Went to start my old 54 Lincoln and the battery was dead. Put a charge on it and heard a click. Thinking it was the voltage regulator, I disconnected the battery lead, but still heard a click. It turned out to be the horn relay, but the horns are disconnected. There must be some sort of gremlin in the steering column or a wire finally shorted out and left the horn relay to discharge the battery. The battery of course was my 12 year old Optima, and it won't take a charge no more. In conclusion, I think the Optima batteries are great and only die from some phenomenom outside of the battery itself.
I just bought a Autozone 6 volt for my Imperial yesterday for 69.99. Wonder how long its gonna last. I was looking at the optima at AutoBarn with free shipping $150. We shall see.
There is a slight possibility it is still good, but is so discharged that the charger thinks it's bad (shorted) and thus won't do its thing.
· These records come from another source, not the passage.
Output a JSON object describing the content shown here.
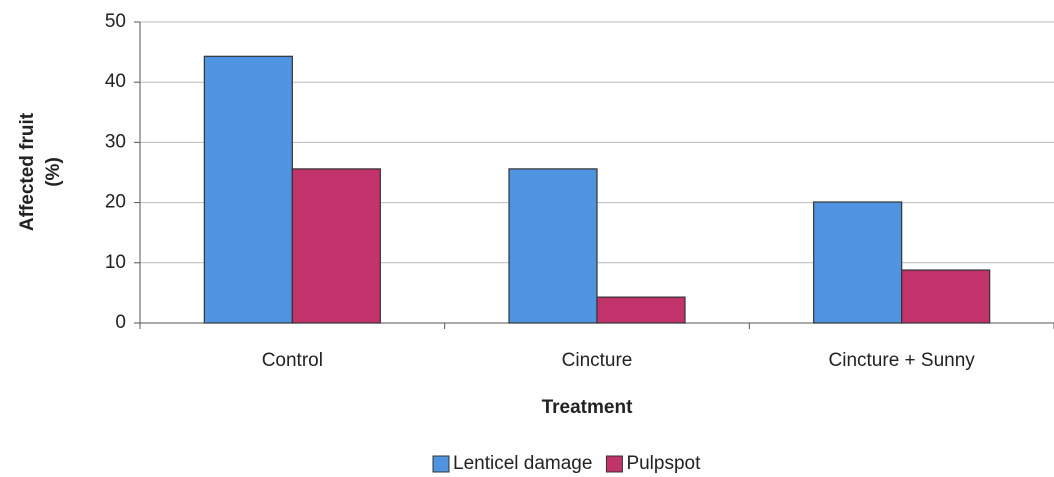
{
  "chart_data": {
    "type": "bar",
    "x_label": "Treatment",
    "y_label": [
      "Affected fruit",
      "(%)"
    ],
    "categories": [
      "Control",
      "Cincture",
      "Cincture + Sunny"
    ],
    "series": [
      {
        "name": "Lenticel damage",
        "color": "#4f94e0",
        "values": [
          44.3,
          25.6,
          20.1
        ]
      },
      {
        "name": "Pulpspot",
        "color": "#c2336b",
        "values": [
          25.6,
          4.3,
          8.8
        ]
      }
    ],
    "ylim": [
      0,
      50
    ],
    "yticks": [
      0,
      10,
      20,
      30,
      40,
      50
    ],
    "grid": true,
    "legend": "bottom"
  }
}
Try charging it with another non-Optima battery in parallel (pos to pos, neg to neg) and see if the Optima comes back to life - you have nothing to lose.
new streetrodder has a pretty good article by a guy at optima about resurecting discharged batterys. most battery chargers wont charge a battery thats under 10 volts or so. so you gotta put a known good battery in parallel with the discharged one to fool your charger into inducing a charge. low amp slooowww chargre will probably bring her back. edit: bfc beat me to the punch!
Ive been moving one from daily to daily driver for like 7 years now. And have had some killer stereos beat the hell out of it. Wont buy anything different, except for when i go to sell the car
Save your old American made Optima batteries rather than buying the new foreign built ones. Sorry, a little rant.
We put a a six volt optima in a Lincoln "tar-top" logo'd case in a 1948 Lincoln cabriolet and it didn't last six months. Then we had four or five dead omtimas come into the shop within six weeks.
i have a new 6 and 12 under the bench.. i refuse to use them in anything unless its for an emergency.
They will die if you discharge it deep. Can't be brought back to life as regular water filled batteries
That's what I am afraid of. I wonder if I can fool the charger by putting a simple resistive load (say 16 ohms at 25 watts). That should make the charger think it has a load. I have very simple chargers that do not have all that micropressor technology built in. I can charge at 1 amp with my homebrew one. So I will try this. I just hope that $150 for a new Optima gets me another great battery and not a POS.
I normally do this, at least disconnect one lead, but that CRS got me this time. Man am I pissed, and that damn horn wiring. Guess that damn car is telling me to rewire it.